Court papers have been filed accusing Hyperion of co-ordinating the resignation of 47 employees to either pick up clients or force a sale of certain JLT Specialty divisions

Marsh has accused fellow broker Hyperion of a staff-poaching conspiracy after losing 47 employees from its recently acquired JLT Specialty business within a three-week period.

A minimum of £10m is being sought through the legal action. Court filings allege Hyperion co-ordinated the resignations between 23 April and 13 May this year, with a view to either taking clients or devaluing parts of the business to leverage a sale. 

The resignations affected JLT Specialty’s real estate division (20 resignations, including 11 out of 17 members of the division’s executive committee), financial lines division (21 resignations), and special risks and programmes division (six resignations).

Among those leaving included the chief executive of real estate, the deputy business unit head of real estate, the global specialty head of financial lines, the chief executive of financial lines and the chief executive of special risks and programmes.

‘Co-ordinated plan’

Marsh alleges Hyperion wanted to acquire established teams and follow it up by buying the business itself.

Marsh claims the deputy business unit head of the real estate division said in an interview shortly after resigning that Hyperion chief executive David Howden “would be happy to talk to Marsh about buying the real estate book of business”.

The documents claim that the co-ordinated resignations were deliberately hidden from Marsh to prevent Hyperion’s recruitment plan from being frustrated.

In its evidence of a conspiracy, the legal papers allege chief executive of the real estate division, Nigel Todd, knew about the planned resignations from his division, but chose not to tell chief executive of Marsh JLT Specialty UK, Paul Moody.

Contract breaches

The papers detail a range of ways in which senior managers allegedly breached their contractual and fiduciary duties, and, based on interviews with those leaving, accuses Hyperion of compensating those staff members for any breaches.

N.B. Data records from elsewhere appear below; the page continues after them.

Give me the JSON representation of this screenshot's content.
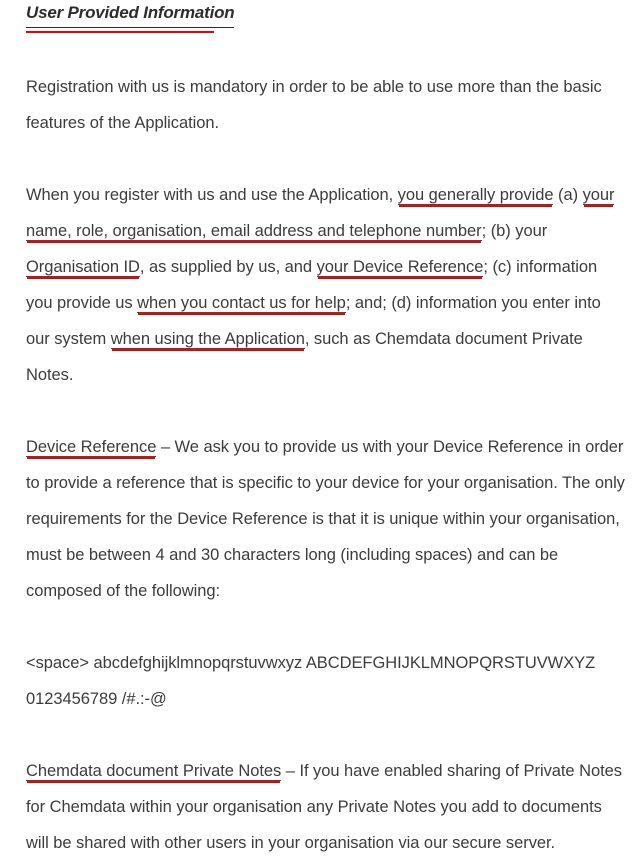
{
  "document": {
    "heading": "User Provided Information",
    "accent_color": "#ee0000",
    "text_color": "#3c3c3c",
    "background_color": "#ffffff",
    "paragraphs": [
      {
        "id": "registration-mandatory",
        "segments": [
          {
            "text": "Registration with us is mandatory in order to be able to use more than the basic features of the Application.",
            "underlined": false
          }
        ]
      },
      {
        "id": "information-you-provide",
        "segments": [
          {
            "text": "When you register with us and use the Application, ",
            "underlined": false
          },
          {
            "text": "you generally provide",
            "underlined": true
          },
          {
            "text": " (a) ",
            "underlined": false
          },
          {
            "text": "your name, role, organisation, email address and telephone number",
            "underlined": true
          },
          {
            "text": "; (b) your ",
            "underlined": false
          },
          {
            "text": "Organisation ID",
            "underlined": true
          },
          {
            "text": ", as supplied by us, and ",
            "underlined": false
          },
          {
            "text": "your Device Reference",
            "underlined": true
          },
          {
            "text": "; (c) information you provide us ",
            "underlined": false
          },
          {
            "text": "when you contact us for help",
            "underlined": true
          },
          {
            "text": "; and; (d) information you enter into our system ",
            "underlined": false
          },
          {
            "text": "when using the Application",
            "underlined": true
          },
          {
            "text": ", such as Chemdata document Private Notes.",
            "underlined": false
          }
        ]
      },
      {
        "id": "device-reference",
        "segments": [
          {
            "text": "Device Reference",
            "underlined": true
          },
          {
            "text": " – We ask you to provide us with your Device Reference in order to provide a reference that is specific to your device for your organisation. The only requirements for the Device Reference is that it is unique within your organisation, must be between 4 and 30 characters long (including spaces) and can be composed of the following:",
            "underlined": false
          }
        ]
      },
      {
        "id": "allowed-characters",
        "segments": [
          {
            "text": "<space> abcdefghijklmnopqrstuvwxyz ABCDEFGHIJKLMNOPQRSTUVWXYZ 0123456789 /#.:-@",
            "underlined": false
          }
        ]
      },
      {
        "id": "private-notes",
        "segments": [
          {
            "text": "Chemdata document Private Notes",
            "underlined": true
          },
          {
            "text": " – If you have enabled sharing of Private Notes for Chemdata within your organisation any Private Notes you add to documents will be shared with other users in your organisation via our secure server.",
            "underlined": false
          }
        ]
      }
    ]
  }
}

Among the breaches, it is claimed the employees took steps to obtain confidential information to share with Hyperion, including details of structure, salaries, bonus awards and performance information.

It further states the resignations were specifically timed for after various employees had been paid retention bonuses.  

The documents allege Hyperion planned “to proceed in this manner in the hope and expectation that they could acquire all or part of the business of the relevant divisions such that the reward to be made from their wrongdoing would far exceed any recompense that they may be ordered to pay by the courts”.

The legal papers allege various secret meetings were held with the senior JLT Specialty managers, and that they subsequently helped to encourage and co-ordinate the resignations.

The alleged plan is said to have intentionally harmed the JLT Specialty business. The filing details financial losses as coming in the loss of profits, time wasted investigating the resignations, retention payments, and the cost of hiring replacements.

Hyperion response

Hyperion has denied any wrongdoing.

A spokesperson for Hyperion said: “We are proud that Hyperion is a desirable company to work for and we see ourselves as a natural home for industry entrepreneurs who can thrive in an independent business.

“Equally, we are mindful to operate appropriately when hiring employees, we do not believe there is merit to these allegations and will be defending the claims robustly.”

The legal proceedings were filed on 15 May, two days after the last of the resignations, and it is stated in the papers that investigations are ongoing into the resignations, with aspects of the alleged wrongdoing currently inferential.

A spokesperson for Marsh said: “Marsh & McLennan is vigilant in protecting its business interests and will take appropriate legal action in order to do so.”